Here are seven insights:
1. The study is the first-ever published randomized clinical trial for treating postamputation pain in limb amputees.
2. Chicago-based Northwestern Feinberg School of Medicine Chief of Plastic Surgery Gregory Dumanian, MD, is the study’s lead researcher and author, as well as originator of the TMR procedure, which he said helps reduce patient pain and narcotics use while allowing more freedom to engage in physical activity.
3. Dr. Dumanian said the TMR procedure is designed to dissect the amputated nerve that causes the patient’s pain. After dissection, the nerve is surgically re-routed to a nearby functionless muscle to ‘close the circuit.’ By connecting the nerve to end receptors within the muscle, it allows it to feel ‘healed’ and less painful.

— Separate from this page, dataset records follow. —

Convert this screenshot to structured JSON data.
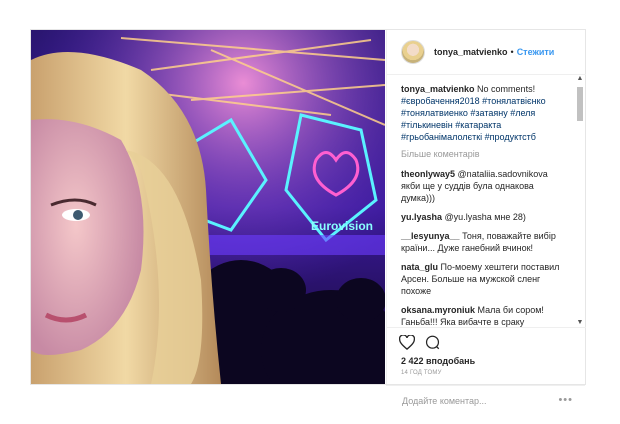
{
  "header": {
    "username": "tonya_matvienko",
    "separator": "•",
    "follow_label": "Стежити"
  },
  "caption": {
    "user": "tonya_matvienko",
    "text": "No comments!",
    "tags": "#євробачення2018 #тонялатвієнко #тонялатвиенко #затаяну #леля #тількиневін #катаракта #грьобанімалолєткі #продуктстб"
  },
  "more_comments": "Більше коментарів",
  "comments": [
    {
      "user": "theonlyway5",
      "text": "@nataliia.sadovnikova якби ще у суддів була однакова думка)))"
    },
    {
      "user": "yu.lyasha",
      "text": "@yu.lyasha мне 28)"
    },
    {
      "user": "__lesyunya__",
      "text": "Тоня, поважайте вибір країни... Дуже ганебний вчинок!"
    },
    {
      "user": "nata_glu",
      "text": "По-моему хештеги поставил Арсен. Больше на мужской сленг похоже"
    },
    {
      "user": "oksana.myroniuk",
      "text": "Мала би сором! Ганьба!!! Яка вибачте в сраку катаракта? Чи підлітки не люди і не мають права голосувати?! Якраз вони найбільше наближені до Європи і вони знають що"
    }
  ],
  "actions": {
    "likes": "2 422 вподобань",
    "time": "14 год тому"
  },
  "add_comment": {
    "placeholder": "Додайте коментар..."
  },
  "menu_label": "•••",
  "scrollbar": {
    "up": "▲",
    "down": "▼"
  },
  "photo": {
    "logo_text": "Eurovision"
  },
  "icons": [
    "heart-icon",
    "comment-icon",
    "more-options-icon"
  ]
}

4. The study featured 28 amputees with chronic pain, who were then assigned to either standard treatment or TMR. Patients did not know whether they had received TMR or standard treatment for a year following surgery.
5. During the study, researchers at Northwestern University’s Feinberg School of Medicine gathered information on the participants, including patient-rated pain scores and neuroma size and functionality data at six, 12 and 18 months after surgery.
6. Results of patient-rated pain scores who underwent TMR were as follows:
• 72 percent felt mild or no phantom limb pain 18 months after surgery
• 67 percent felt free of or only mild residual limb pain after surgery
7. Results of patient-rated pain scores who underwent standard neuroma excision and muscle burying for chronic postamputation pain:
• 40 percent felt mild or no phantom limb pain 18 months after surgery
• 27 percent felt free of or only mild residual limb pain after surgery
Dr. Dumanian first published his TMR surgery findings in Clinical Orthopaedics and Related Research in 2014. His latest publication is the first to demonstrate significant improvements in a randomized study.
Researchers concluded, in addition to reducing amputee pain, the surgery can benefit individuals regardless of when the amputee occurred and if the patient has had prior nerve surgeries.